‘It’s so bad for the game’: Justin Thomas doesn’t hold back when it comes to new golf ball rollback proposal that would limit distance

PALM HARBOR, Fla. — Justin Thomas believes golf’s governing bodies have created a solution to a problem that doesn’t exist. At the Valspar Championship, the 15-time PGA Tour winner didn’t hold back when asked about the USGA and R&A proposal to rollback the golf ball for elite male players.

“It’s so bad for the game of golf,” said Thomas.

The proposal, which wouldn’t be implemented until 2026, would allow tournament organizers to implement a Model Local Rule that would require players to use modified golf balls to reduce distance at the highest levels of men’s golf. The USGA and R&A anticipate a reduction in driver distance of 14-15 yards.

The move would not impact amateur golfers or elite female players.

“For an everyday amateur golfer,” said Thomas, “it’s very unique that we are able to play the exact same equipment. Yeah, I understand that I may have a different grind on a wedge, whatever you want to call it, but you can go to the pro shop and buy the same golf ball that I play, or Scottie Scheffler plays or whatever.”

If adopted, both the USGA and R&A plan to implement the new rule in their respective championships.

“So for two of the four biggest events of the year we’re going to have to use a different ball?” asked Thomas, who is sponsored by Titleist. “Like, try to explain to me how that’s better for the game of golf.

“And they’re basing it off the top 1 percent of all golfers. You know what I mean? I don’t know how many of y’all consistently play golf in here, but I promise none of you have come in from the golf course and said, ‘You know, I’m hitting it so far and straight today that golf’s just not even fun anymore.’ Like, no, that’s not – it’s just not reality.”

USGA CEO Mike Whan said the proposal isn’t about how the game stands today but rather where it’s headed, as players continue to get longer each season and courses run out of room. As custodians of the game, R&A CEO Martin Slumbers said it would be irresponsible to do nothing in regards to distance. Whan agrees.

“This is not really about today,” said Whan, “it’s about understanding the historical trends over the last 10, 20, 40 years and being able to be very predictive in terms of those trends over the next 20 or 40 years going forward and questioning whether or not the game can sustain 20 or 40 years from now the kind of increases that are so incredibly easy to predict.

“If we simply do nothing, we pass that to the next generation and to all the golf course venues around the world for them to just simply figure out.”

Thomas, the highest-ranked player in the field at Valspar at No. 10, said he’s all for not letting it go any further. But he stands against rolling the game back into the 1990s.

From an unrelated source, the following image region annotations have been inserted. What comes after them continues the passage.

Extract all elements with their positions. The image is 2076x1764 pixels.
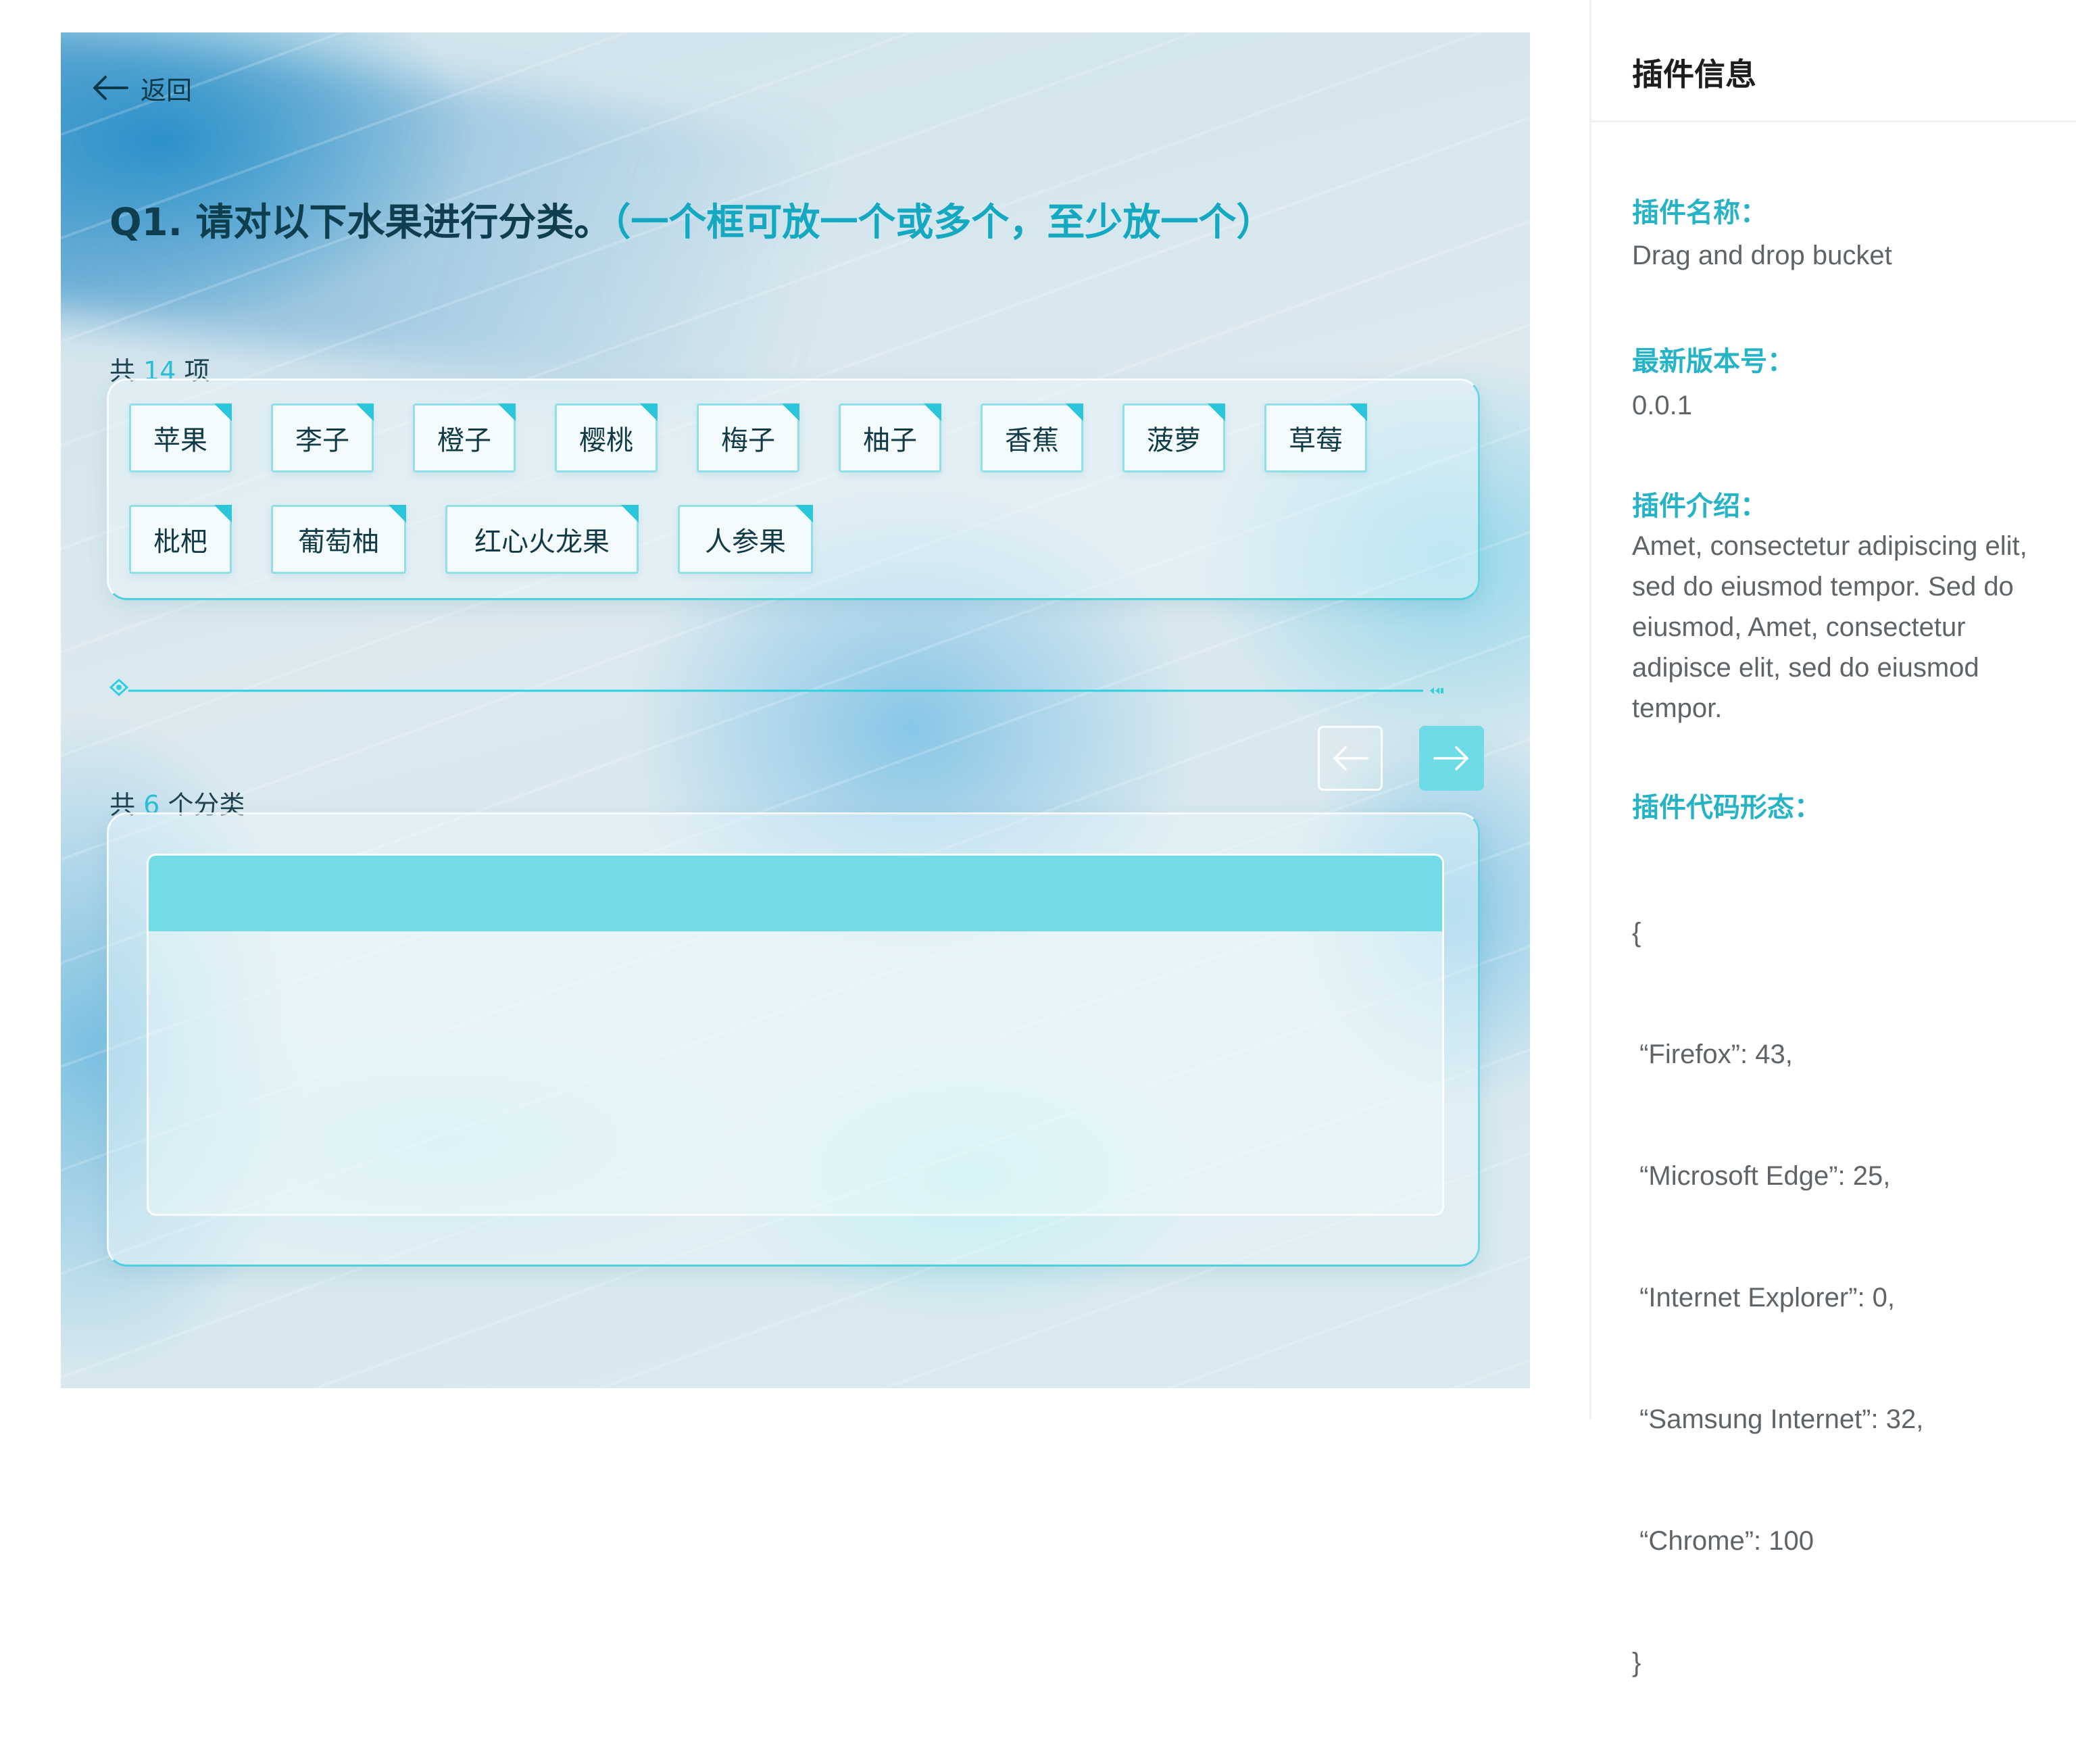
item-pool[interactable]: 苹果 李子 橙子 樱桃 梅子 柚子 香蕉 菠萝 草莓 枇杷 葡萄柚 红心火龙果 … xyxy=(107,378,1480,600)
drag-item[interactable]: 菠萝 xyxy=(1122,403,1225,472)
version-label: 最新版本号： xyxy=(1632,346,1794,377)
code-line: } xyxy=(1632,1648,1641,1677)
code-line: “Internet Explorer”: 0, xyxy=(1632,1283,1896,1313)
drag-item[interactable]: 枇杷 xyxy=(129,505,232,574)
arrow-right-icon xyxy=(1433,746,1468,770)
prev-category-button[interactable] xyxy=(1318,726,1383,791)
panel-divider xyxy=(1591,120,2076,122)
question-text: Q1. 请对以下水果进行分类。 xyxy=(109,201,612,245)
drag-item[interactable]: 香蕉 xyxy=(981,403,1083,472)
drag-item[interactable]: 樱桃 xyxy=(555,403,658,472)
drag-item[interactable]: 梅子 xyxy=(697,403,799,472)
back-label: 返回 xyxy=(141,75,193,105)
code-line: { xyxy=(1632,918,1641,948)
intro-value: Amet, consectetur adipiscing elit, sed d… xyxy=(1632,531,2027,723)
drag-item[interactable]: 葡萄柚 xyxy=(271,505,406,574)
arrow-left-icon xyxy=(1333,746,1368,770)
category-bucket[interactable] xyxy=(147,854,1444,1216)
drag-item[interactable]: 柚子 xyxy=(839,403,941,472)
plugin-name-value: Drag and drop bucket xyxy=(1632,241,1892,270)
code-line: “Firefox”: 43, xyxy=(1632,1039,1793,1069)
drag-item[interactable]: 橙子 xyxy=(413,403,516,472)
section-divider xyxy=(109,678,1443,697)
plugin-preview-stage: 返回 Q1. 请对以下水果进行分类。（一个框可放一个或多个，至少放一个） 共 1… xyxy=(61,32,1530,1388)
code-line: “Microsoft Edge”: 25, xyxy=(1632,1161,1891,1191)
arrow-left-icon xyxy=(93,76,128,100)
drag-item[interactable]: 人参果 xyxy=(678,505,813,574)
intro-label: 插件介绍： xyxy=(1632,491,1767,522)
code-label: 插件代码形态： xyxy=(1632,792,1821,823)
diamond-icon xyxy=(109,678,129,697)
drag-item[interactable]: 草莓 xyxy=(1264,403,1367,472)
bucket-drop-zone[interactable] xyxy=(149,931,1442,1214)
drag-item[interactable]: 红心火龙果 xyxy=(445,505,639,574)
back-button[interactable]: 返回 xyxy=(91,66,192,109)
bucket-header xyxy=(149,856,1442,931)
plugin-name-label: 插件名称： xyxy=(1632,197,1767,228)
next-category-button[interactable] xyxy=(1419,726,1484,791)
plugin-info-panel: 插件信息 插件名称： Drag and drop bucket 最新版本号： 0… xyxy=(1589,0,2076,1677)
code-line: “Samsung Internet”: 32, xyxy=(1632,1404,1924,1434)
question-title: Q1. 请对以下水果进行分类。（一个框可放一个或多个，至少放一个） xyxy=(109,192,1274,247)
code-line: “Chrome”: 100 xyxy=(1632,1526,1814,1556)
drag-item[interactable]: 苹果 xyxy=(129,403,232,472)
drag-item[interactable]: 李子 xyxy=(271,403,374,472)
panel-title: 插件信息 xyxy=(1632,56,1756,93)
code-block: { “Firefox”: 43, “Microsoft Edge”: 25, “… xyxy=(1632,831,2037,1764)
version-value: 0.0.1 xyxy=(1632,391,1692,420)
bucket-carousel xyxy=(107,812,1480,1267)
question-hint: （一个框可放一个或多个，至少放一个） xyxy=(612,201,1275,245)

“I mean, people are running faster,” said Thomas, “so, what, are they just going to make the length of a mile longer so that the fastest mile time doesn’t change, or are they going to put the NBA hoop at 13 feet because people can jump higher now?

“Like, no. It’s evolution. We’re athletes now. Like, we’re training to hit the ball further and faster and if you can do it, so good for you. So yeah, as you can tell, I’m clearly against it.”

Sam Burns, who is going for a three-peat here at Innisbrook Resort’s Copperhead Course, thinks the whole idea of a rollback is “pretty silly.”

Burns, who has accumulated the lowest scoring average at Copperhead of 68.63, looks to become the first player since Steve Sticker to three-peat (John Deere Classic 2009-2011). Tiger Woods has won the same PGA Tour event at least three years in a row six different times. Stuart Appleby did the same at the WGC-CA Championship from 2005-2007.

“At the end of the day, no matter what it is, we’re an entertainment sport,” said Burns, “and I think, I don’t think people necessarily want to come out here and watch guys hit it shorter. They enjoy watching guys go out there and hit it 350 yards. I don’t see what the problem is with that. I think that’s a skill, and I don’t really agree with trying to take that away.”